Apple Silicon Won't Replace Your Servers (Yet)

| 3 min read |
arm apple-silicon infrastructure servers

The M1 is impressive hardware. The 'ARM everywhere in the data center' takes are not. Here's what actually matters for server infrastructure.

Everyone lost their minds over the M1 benchmarks last week. And honestly? The chip deserves it. But the hot takes about ARM taking over the data center overnight are wildly premature.

I run cloud infrastructure at Decloud. I think about server architectures constantly. And my honest reaction to the M1 is: great laptop chip, almost irrelevant to my server decisions today.

The hype vs. the reality

Apple designed the M1 for consumer devices. Tight integration between CPU, GPU, unified memory, the whole SoC approach. That’s what makes it fast. It’s also what makes it completely unlike anything you’d rack in a data center.

Server ARM is a different animal. Graviton2, Ampere Altra – those exist already. They’re real. They’re decent. But they’re not the M1, and the M1 isn’t them. People conflating Apple’s consumer chip with the state of ARM servers are making a category error.

What actually matters

Here’s the thing nobody’s talking about: the M1’s biggest server impact is on developer laptops.

Every Mac developer is about to be running arm64 natively. That means your CI pipeline, your Docker images, your build tooling – all of it needs to handle multi-arch or you’re going to have a bad time. This is already annoying. It’s about to get much more annoying.
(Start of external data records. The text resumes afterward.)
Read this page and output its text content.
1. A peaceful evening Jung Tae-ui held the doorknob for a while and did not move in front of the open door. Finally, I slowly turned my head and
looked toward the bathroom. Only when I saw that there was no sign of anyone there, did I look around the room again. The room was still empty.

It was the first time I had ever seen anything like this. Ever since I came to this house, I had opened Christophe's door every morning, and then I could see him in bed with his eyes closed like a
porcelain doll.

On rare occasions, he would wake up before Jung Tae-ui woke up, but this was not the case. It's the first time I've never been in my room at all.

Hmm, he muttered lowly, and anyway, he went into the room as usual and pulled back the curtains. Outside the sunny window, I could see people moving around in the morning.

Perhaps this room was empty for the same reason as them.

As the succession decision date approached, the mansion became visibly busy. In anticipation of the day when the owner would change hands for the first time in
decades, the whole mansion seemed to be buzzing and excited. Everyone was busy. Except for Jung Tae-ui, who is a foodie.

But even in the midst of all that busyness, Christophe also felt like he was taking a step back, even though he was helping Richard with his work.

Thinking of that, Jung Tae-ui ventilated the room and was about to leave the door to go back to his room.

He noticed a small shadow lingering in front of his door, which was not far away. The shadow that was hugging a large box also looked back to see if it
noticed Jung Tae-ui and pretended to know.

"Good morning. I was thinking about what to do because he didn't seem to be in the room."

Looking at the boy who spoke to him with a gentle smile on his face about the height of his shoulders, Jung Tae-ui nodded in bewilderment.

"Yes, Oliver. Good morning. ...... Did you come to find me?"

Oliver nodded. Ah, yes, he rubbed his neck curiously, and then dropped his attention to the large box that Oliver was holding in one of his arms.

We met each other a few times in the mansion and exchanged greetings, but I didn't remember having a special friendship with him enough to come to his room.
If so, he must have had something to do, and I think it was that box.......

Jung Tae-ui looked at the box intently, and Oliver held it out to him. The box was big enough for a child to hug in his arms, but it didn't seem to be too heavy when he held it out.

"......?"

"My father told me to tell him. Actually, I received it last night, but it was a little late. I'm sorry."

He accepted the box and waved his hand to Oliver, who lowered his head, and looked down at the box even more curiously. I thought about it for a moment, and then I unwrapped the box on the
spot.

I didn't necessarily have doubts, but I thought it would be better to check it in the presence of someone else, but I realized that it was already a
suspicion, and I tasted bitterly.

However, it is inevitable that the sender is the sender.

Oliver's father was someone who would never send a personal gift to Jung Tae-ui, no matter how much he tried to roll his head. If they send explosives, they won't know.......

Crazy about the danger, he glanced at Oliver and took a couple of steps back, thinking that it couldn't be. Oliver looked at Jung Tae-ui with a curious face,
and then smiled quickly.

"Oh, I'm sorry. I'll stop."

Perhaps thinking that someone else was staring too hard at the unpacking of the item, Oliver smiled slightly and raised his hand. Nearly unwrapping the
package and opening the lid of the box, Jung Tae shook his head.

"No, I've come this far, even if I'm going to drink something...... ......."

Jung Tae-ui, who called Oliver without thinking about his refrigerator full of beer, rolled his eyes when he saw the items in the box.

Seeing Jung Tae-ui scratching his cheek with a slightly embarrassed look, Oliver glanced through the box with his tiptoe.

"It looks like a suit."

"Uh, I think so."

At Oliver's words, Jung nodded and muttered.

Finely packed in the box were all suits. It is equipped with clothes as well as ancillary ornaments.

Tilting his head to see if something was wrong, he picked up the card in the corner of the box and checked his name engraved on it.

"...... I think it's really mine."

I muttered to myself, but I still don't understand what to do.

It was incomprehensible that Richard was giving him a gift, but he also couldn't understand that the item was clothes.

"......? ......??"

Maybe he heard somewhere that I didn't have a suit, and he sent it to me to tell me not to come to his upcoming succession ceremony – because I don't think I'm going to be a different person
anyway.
At Decloud we started shipping multi-arch images a few months ago. Not because we love ARM servers. Because we saw this coming and didn’t want our Go binaries breaking when half the team gets new MacBooks.

Cross-compile your stuff. Publish arm64 and amd64 images. Test on both. This isn’t optional anymore.

ARM servers: be skeptical, not dismissive

I’ve benchmarked Graviton2 instances for several of our workloads. Results are mixed. Some services run 15-20% cheaper at comparable performance. Others are worse. The “ARM is always more efficient” line is marketing. Reality is workload-specific.

Native extensions are still a pain. Some vendor SDKs don’t have ARM builds. The ecosystem is getting there but it’s not there.

My advice: pick one stateless, non-critical service. Run it on ARM for a month. Measure everything. Then decide if it’s worth the migration overhead for your specific stack. Don’t migrate because a blog post told you ARM is the future.

The real prediction

Five years from now, ARM will have meaningful server market share. Not because of Apple. Because of economics – AWS is building its own chips, and when your cloud provider is also your chip vendor, the pricing incentives get very real.

But that’s a five-year story. Not a next-quarter story. And definitely not a “rewrite your deployment pipeline this weekend” story.

Fix your multi-arch builds. Ignore the hype. Check back in 2022.